Intermountain Health, the region’s largest health care system, doesn’t even have the new shots yet, spokesman Lance Madigan said.

“Please check back,” is what Intermountain Health patients are being told when they ask about getting the shot approved last week by the U.S. Food and Drug Administration and the Centers for Disease Control and Prevention.

Patients are advised that Intermountain is “waiting on vaccine supply, but to the best of our knowledge the entire system is delayed. Latest we are hearing is we should have all varieties of vaccine for different age groups by the first of October,” Madigan said.

Meanwhile, pharmacies nationwide are dealing with supply issues, offering only limited appointments that sometimes have had to be canceled when the vaccine hasn’t arrived as scheduled.

Both Walgreens and CVS, pharmacy chains that have provided COVID-19 vaccinations throughout the pandemic, confirmed to NBC News that appointments to get the new vaccine have had to be canceled due to delivery delays to some stores.

“We are aware of isolated incidences at a small number of locations where appointments had to be rescheduled due to delays in supply,” a Walgreens spokesperson said, adding most stores “have supply to support existing patient appointments.”

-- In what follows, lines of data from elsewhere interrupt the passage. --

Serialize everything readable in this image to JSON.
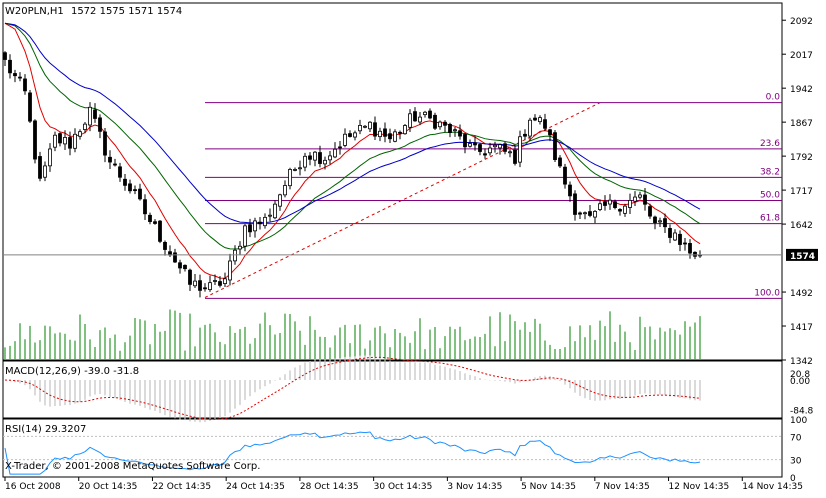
{
  "header": {
    "symbol": "W20PLN,H1",
    "ohlc": "1572 1575 1571 1574"
  },
  "colors": {
    "background": "#ffffff",
    "bull": "#000000",
    "bear": "#000000",
    "ma_fast": "#e00000",
    "ma_mid": "#006400",
    "ma_slow": "#0000c8",
    "fib": "#800080",
    "trend": "#e00000",
    "volume": "#008000",
    "macd_hist": "#c0c0c0",
    "macd_signal": "#e00000",
    "rsi": "#1e90ff",
    "price_box": "#000000"
  },
  "chart_data": [
    {
      "type": "candlestick",
      "title": "W20PLN,H1",
      "ylim": [
        1342,
        2130
      ],
      "y_ticks": [
        "2092",
        "2017",
        "1942",
        "1867",
        "1792",
        "1717",
        "1642",
        "1492",
        "1417",
        "1342"
      ],
      "current_price": "1574",
      "x_ticks": [
        "16 Oct 2008",
        "20 Oct 14:35",
        "22 Oct 14:35",
        "24 Oct 14:35",
        "28 Oct 14:35",
        "30 Oct 14:35",
        "3 Nov 14:35",
        "5 Nov 14:35",
        "7 Nov 14:35",
        "12 Nov 14:35",
        "14 Nov 14:35"
      ],
      "bar_count": 140,
      "close_path_points": [
        {
          "bar": 0,
          "price": 2000
        },
        {
          "bar": 4,
          "price": 1930
        },
        {
          "bar": 7,
          "price": 1730
        },
        {
          "bar": 10,
          "price": 1830
        },
        {
          "bar": 13,
          "price": 1820
        },
        {
          "bar": 17,
          "price": 1890
        },
        {
          "bar": 21,
          "price": 1780
        },
        {
          "bar": 25,
          "price": 1720
        },
        {
          "bar": 29,
          "price": 1650
        },
        {
          "bar": 33,
          "price": 1580
        },
        {
          "bar": 37,
          "price": 1510
        },
        {
          "bar": 41,
          "price": 1500
        },
        {
          "bar": 44,
          "price": 1520
        },
        {
          "bar": 48,
          "price": 1635
        },
        {
          "bar": 52,
          "price": 1650
        },
        {
          "bar": 56,
          "price": 1730
        },
        {
          "bar": 60,
          "price": 1800
        },
        {
          "bar": 64,
          "price": 1790
        },
        {
          "bar": 68,
          "price": 1830
        },
        {
          "bar": 73,
          "price": 1860
        },
        {
          "bar": 77,
          "price": 1830
        },
        {
          "bar": 82,
          "price": 1880
        },
        {
          "bar": 86,
          "price": 1870
        },
        {
          "bar": 90,
          "price": 1840
        },
        {
          "bar": 94,
          "price": 1800
        },
        {
          "bar": 98,
          "price": 1810
        },
        {
          "bar": 102,
          "price": 1790
        },
        {
          "bar": 105,
          "price": 1880
        },
        {
          "bar": 108,
          "price": 1860
        },
        {
          "bar": 111,
          "price": 1760
        },
        {
          "bar": 114,
          "price": 1680
        },
        {
          "bar": 117,
          "price": 1650
        },
        {
          "bar": 120,
          "price": 1680
        },
        {
          "bar": 124,
          "price": 1690
        },
        {
          "bar": 127,
          "price": 1700
        },
        {
          "bar": 130,
          "price": 1640
        },
        {
          "bar": 134,
          "price": 1620
        },
        {
          "bar": 137,
          "price": 1580
        },
        {
          "bar": 139,
          "price": 1574
        }
      ],
      "ma_periods": [
        8,
        21,
        34
      ],
      "fibonacci": {
        "high": 1910,
        "low": 1478,
        "levels": [
          {
            "label": "0.0",
            "ratio": 0.0
          },
          {
            "label": "23.6",
            "ratio": 0.236
          },
          {
            "label": "38.2",
            "ratio": 0.382
          },
          {
            "label": "50.0",
            "ratio": 0.5
          },
          {
            "label": "61.8",
            "ratio": 0.618
          },
          {
            "label": "100.0",
            "ratio": 1.0
          }
        ]
      },
      "trendline": {
        "from": {
          "bar": 40,
          "price": 1480
        },
        "to": {
          "bar": 119,
          "price": 1910
        }
      },
      "volume": {
        "max_price_units": 80
      }
    },
    {
      "type": "macd",
      "title": "MACD(12,26,9) -39.0 -31.8",
      "ylim": [
        -110,
        55
      ],
      "y_ticks": [
        "20.8",
        "0.00",
        "-84.8"
      ]
    },
    {
      "type": "rsi",
      "title": "RSI(14) 29.3207",
      "ylim": [
        0,
        100
      ],
      "y_ticks": [
        "100",
        "70",
        "30",
        "0"
      ]
    }
  ],
  "footer": {
    "copyright": "X-Trader, © 2001-2008 MetaQuotes Software Corp."
  }
}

Moderna and Pfizer representatives told The Associated Press there are enough shots.

Pfizer spokespeople said the manufacturer is not experiencing any shortages and has “shipped and delivered several million doses of its 2023-2024 COVID-19 vaccine,” the AP reported.

Moderna had 6 million doses of the new vaccine available as of Thursday, the manufacturer’s vice president of communications Chris Ridley told the AP.

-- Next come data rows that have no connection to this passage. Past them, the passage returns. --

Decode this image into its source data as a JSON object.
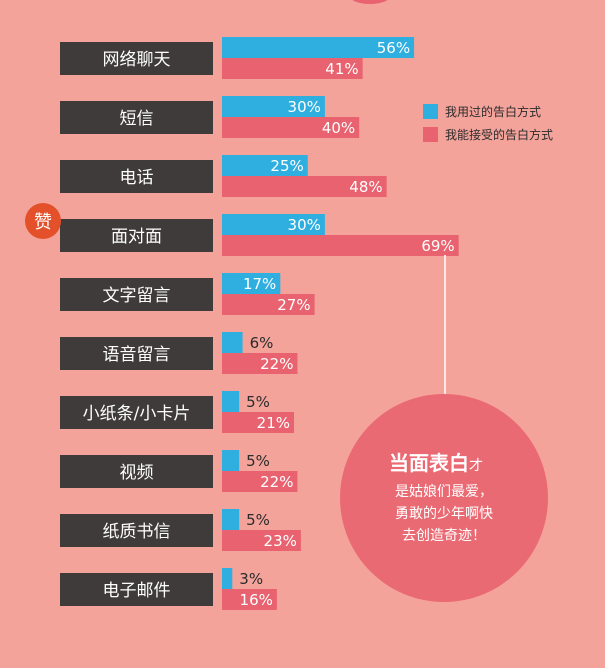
{
  "colors": {
    "background": "#f4a39b",
    "used": "#2faee0",
    "accept": "#e8636f",
    "category_box": "#3f3b3b",
    "badge": "#e4502a",
    "callout": "#ea6a73"
  },
  "legend": {
    "used": "我用过的告白方式",
    "accept": "我能接受的告白方式"
  },
  "badge": "赞",
  "callout": {
    "headline": "当面表白",
    "headline_suffix": "才",
    "line2": "是姑娘们最爱，",
    "line3": "勇敢的少年啊快",
    "line4": "去创造奇迹！"
  },
  "chart_data": {
    "type": "bar",
    "categories": [
      "网络聊天",
      "短信",
      "电话",
      "面对面",
      "文字留言",
      "语音留言",
      "小纸条/小卡片",
      "视频",
      "纸质书信",
      "电子邮件"
    ],
    "series": [
      {
        "name": "我用过的告白方式",
        "values": [
          56,
          30,
          25,
          30,
          17,
          6,
          5,
          5,
          5,
          3
        ],
        "labels": [
          "56%",
          "30%",
          "25%",
          "30%",
          "17%",
          "6%",
          "5%",
          "5%",
          "5%",
          "3%"
        ]
      },
      {
        "name": "我能接受的告白方式",
        "values": [
          41,
          40,
          48,
          69,
          27,
          22,
          21,
          22,
          23,
          16
        ],
        "labels": [
          "41%",
          "40%",
          "48%",
          "69%",
          "27%",
          "22%",
          "21%",
          "22%",
          "23%",
          "16%"
        ]
      }
    ],
    "ylim": [
      0,
      100
    ],
    "legend_position": "right"
  }
}
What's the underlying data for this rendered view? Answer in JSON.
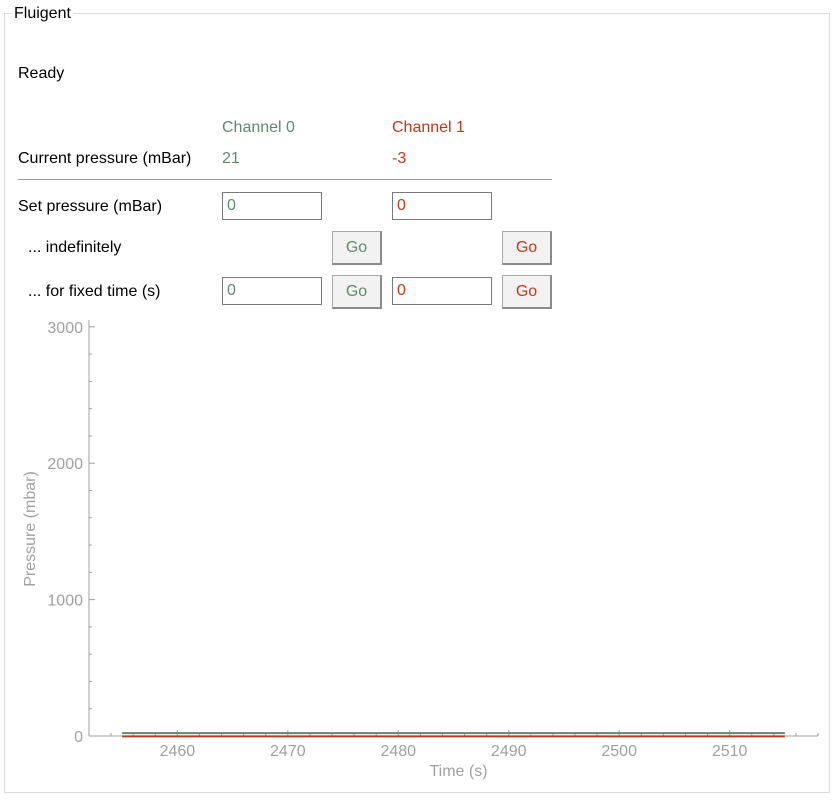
{
  "panel": {
    "title": "Fluigent",
    "status": "Ready"
  },
  "channels": [
    {
      "name": "Channel 0",
      "current_pressure": "21",
      "set_pressure": "0",
      "fixed_time": "0",
      "go_indefinitely": "Go",
      "go_fixed": "Go",
      "color": "#5e8a6f"
    },
    {
      "name": "Channel 1",
      "current_pressure": "-3",
      "set_pressure": "0",
      "fixed_time": "0",
      "go_indefinitely": "Go",
      "go_fixed": "Go",
      "color": "#c0391b"
    }
  ],
  "labels": {
    "current_pressure": "Current pressure (mBar)",
    "set_pressure": "Set pressure (mBar)",
    "indefinitely": "... indefinitely",
    "fixed_time": "... for fixed time (s)"
  },
  "chart_data": {
    "type": "line",
    "xlabel": "Time (s)",
    "ylabel": "Pressure (mbar)",
    "xlim": [
      2452,
      2518
    ],
    "ylim": [
      0,
      3050
    ],
    "x_ticks": [
      2460,
      2470,
      2480,
      2490,
      2500,
      2510
    ],
    "y_ticks": [
      0,
      1000,
      2000,
      3000
    ],
    "x": [
      2455,
      2515
    ],
    "series": [
      {
        "values": [
          21,
          21
        ],
        "color": "#5e8a6f"
      },
      {
        "values": [
          -3,
          -3
        ],
        "color": "#c0391b"
      }
    ],
    "grid": false
  }
}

But even if pharmacies have the new shots, some customers have had to be turned away because their insurance can’t be billed. Apparently, many insurance companies have yet to update their billing codes to include the new shots.

Some people are being charged as much as $200 for the shot despite having health insurance, The Washington Post reported, citing “myriad complications,” including the vaccine not yet being a list of approved medical expenses.

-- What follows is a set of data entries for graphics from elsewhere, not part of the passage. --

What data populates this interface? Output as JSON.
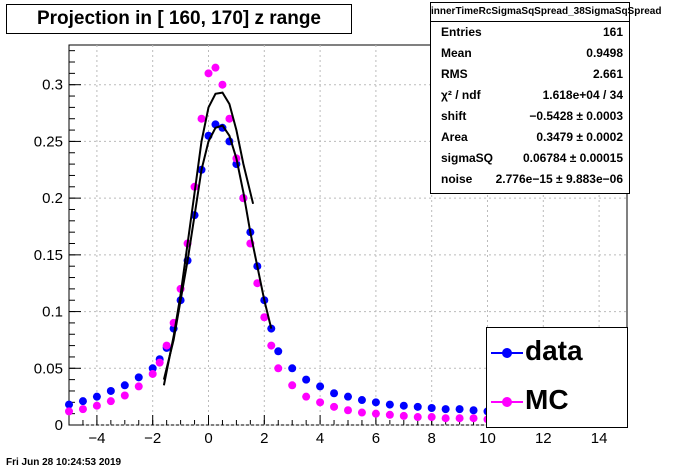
{
  "chart_data": {
    "type": "scatter",
    "title": "Projection in [ 160, 170] z range",
    "xlim": [
      -5,
      15
    ],
    "ylim": [
      0,
      0.335
    ],
    "x_ticks": [
      "−4",
      "−2",
      "0",
      "2",
      "4",
      "6",
      "8",
      "10",
      "12",
      "14"
    ],
    "x_tick_values": [
      -4,
      -2,
      0,
      2,
      4,
      6,
      8,
      10,
      12,
      14
    ],
    "y_ticks": [
      "0",
      "0.05",
      "0.1",
      "0.15",
      "0.2",
      "0.25",
      "0.3"
    ],
    "y_tick_values": [
      0,
      0.05,
      0.1,
      0.15,
      0.2,
      0.25,
      0.3
    ],
    "grid": true,
    "legend_position": "bottom-right",
    "series": [
      {
        "name": "data",
        "color": "#0000ff",
        "x": [
          -5,
          -4.5,
          -4,
          -3.5,
          -3,
          -2.5,
          -2,
          -1.75,
          -1.5,
          -1.25,
          -1,
          -0.75,
          -0.5,
          -0.25,
          0,
          0.25,
          0.5,
          0.75,
          1,
          1.25,
          1.5,
          1.75,
          2,
          2.25,
          2.5,
          3,
          3.5,
          4,
          4.5,
          5,
          5.5,
          6,
          6.5,
          7,
          7.5,
          8,
          8.5,
          9,
          9.5,
          10
        ],
        "values": [
          0.018,
          0.021,
          0.025,
          0.03,
          0.035,
          0.042,
          0.05,
          0.058,
          0.068,
          0.085,
          0.11,
          0.145,
          0.185,
          0.225,
          0.255,
          0.265,
          0.262,
          0.25,
          0.23,
          0.2,
          0.17,
          0.14,
          0.11,
          0.085,
          0.065,
          0.05,
          0.04,
          0.034,
          0.028,
          0.025,
          0.022,
          0.02,
          0.018,
          0.017,
          0.016,
          0.015,
          0.014,
          0.014,
          0.013,
          0.012
        ]
      },
      {
        "name": "MC",
        "color": "#ff00ff",
        "x": [
          -5,
          -4.5,
          -4,
          -3.5,
          -3,
          -2.5,
          -2,
          -1.75,
          -1.5,
          -1.25,
          -1,
          -0.75,
          -0.5,
          -0.25,
          0,
          0.25,
          0.5,
          0.75,
          1,
          1.25,
          1.5,
          1.75,
          2,
          2.25,
          2.5,
          3,
          3.5,
          4,
          4.5,
          5,
          5.5,
          6,
          6.5,
          7,
          7.5,
          8,
          8.5,
          9,
          9.5,
          10
        ],
        "values": [
          0.012,
          0.014,
          0.017,
          0.021,
          0.026,
          0.034,
          0.045,
          0.055,
          0.07,
          0.09,
          0.12,
          0.16,
          0.21,
          0.27,
          0.31,
          0.315,
          0.3,
          0.27,
          0.235,
          0.2,
          0.16,
          0.125,
          0.095,
          0.07,
          0.05,
          0.035,
          0.025,
          0.02,
          0.016,
          0.013,
          0.011,
          0.01,
          0.009,
          0.008,
          0.007,
          0.007,
          0.006,
          0.006,
          0.006,
          0.005
        ]
      },
      {
        "name": "",
        "kind": "fit",
        "color": "#000000",
        "x": [
          -1.6,
          -1.25,
          -1,
          -0.75,
          -0.5,
          -0.25,
          0,
          0.25,
          0.5,
          0.75,
          1,
          1.25,
          1.6
        ],
        "values": [
          0.035,
          0.078,
          0.115,
          0.16,
          0.205,
          0.25,
          0.28,
          0.292,
          0.293,
          0.283,
          0.26,
          0.23,
          0.195
        ]
      },
      {
        "name": "",
        "kind": "fit",
        "color": "#000000",
        "x": [
          -1.6,
          -1.25,
          -1,
          -0.75,
          -0.5,
          -0.25,
          0,
          0.25,
          0.5,
          0.75,
          1,
          1.25,
          1.5,
          1.75,
          2,
          2.25
        ],
        "values": [
          0.04,
          0.075,
          0.11,
          0.145,
          0.185,
          0.225,
          0.25,
          0.262,
          0.264,
          0.255,
          0.235,
          0.205,
          0.17,
          0.14,
          0.11,
          0.085
        ]
      }
    ]
  },
  "stats_box": {
    "title": "innerTimeRcSigmaSqSpread_38SigmaSqSpread",
    "rows": [
      {
        "key": "Entries",
        "value": "161"
      },
      {
        "key": "Mean",
        "value": "0.9498"
      },
      {
        "key": "RMS",
        "value": "2.661"
      },
      {
        "key": "χ² / ndf",
        "value": "1.618e+04 / 34"
      },
      {
        "key": "shift",
        "value": "−0.5428 ± 0.0003"
      },
      {
        "key": "Area",
        "value": "0.3479 ± 0.0002"
      },
      {
        "key": "sigmaSQ",
        "value": "0.06784 ± 0.00015"
      },
      {
        "key": "noise",
        "value": "2.776e−15 ± 9.883e−06"
      }
    ]
  },
  "legend": {
    "items": [
      {
        "label": "data",
        "color": "#0000ff"
      },
      {
        "label": "MC",
        "color": "#ff00ff"
      }
    ]
  },
  "footer": "Fri Jun 28 10:24:53 2019"
}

“Now that the federal government is no longer buying and distributing all the shots, Americans must endure the usual headaches of dealing with insurance companies and a for-profit health care system,” The Washington Post story said.

Select Health, the Murray-based insurance company that has more than 1 million members in Utah, Idaho, Nevada, and soon Colorado, said in a statement the new vaccine is “set up that, yes, it’s covered and it’s covered effective today.”

Members can contact their health insurance provider or insurance company if there are questions about coverage, Select Health said, noting that with a new vaccine, “the set up process involved, that could be part of the issue people are facing nationally.”

The new shots are targeted at a recently circulating version of the virus, XBB.1.5, also known as Kraken. It’s since been replaced as the dominant variant by a close relative, EG.5, dubbed Eris. A new, highly mutated variant, BA.2.86 or Pirola, was identified this week in Utah.

The previous COVID-19 booster shot, available for more than a year, targeted an earlier variant along with the original strain of the virus responsible for the pandemic that began in early 2020.

Only about 17% of Americans — and just under 16% of Utahns — got that first booster shot.

The difficulties with the rollout of the latest COVID-19 shot isn’t doing anything to help boost those numbers, said Han Kim, a professor of public health at Westminster University in Salt Lake City.

Kim said the situation is discouraging not only to those “who really wanted to do the right thing and get the vaccine” but also everyone still on the fence about whether they want the shot.

“It is frustrating, especially given there is already a lot of reluctance. This is just kind of fuel to the fire, unfortunately,” he said, suggesting that what seem like preventable glitches are “just going to give them an excuse not to get vaccinated.”

But COVID-19 is “still a serious disease,” Kim said, urging Utahns to get the shots.

“There’s a very easy way to protect yourself, so I think you should take advantage of that,” he said. “Wait a week or so until all this stuff gets smoothed out. I think the more people that get the vaccine, the less of a surge we’re going to see this fall and winter.”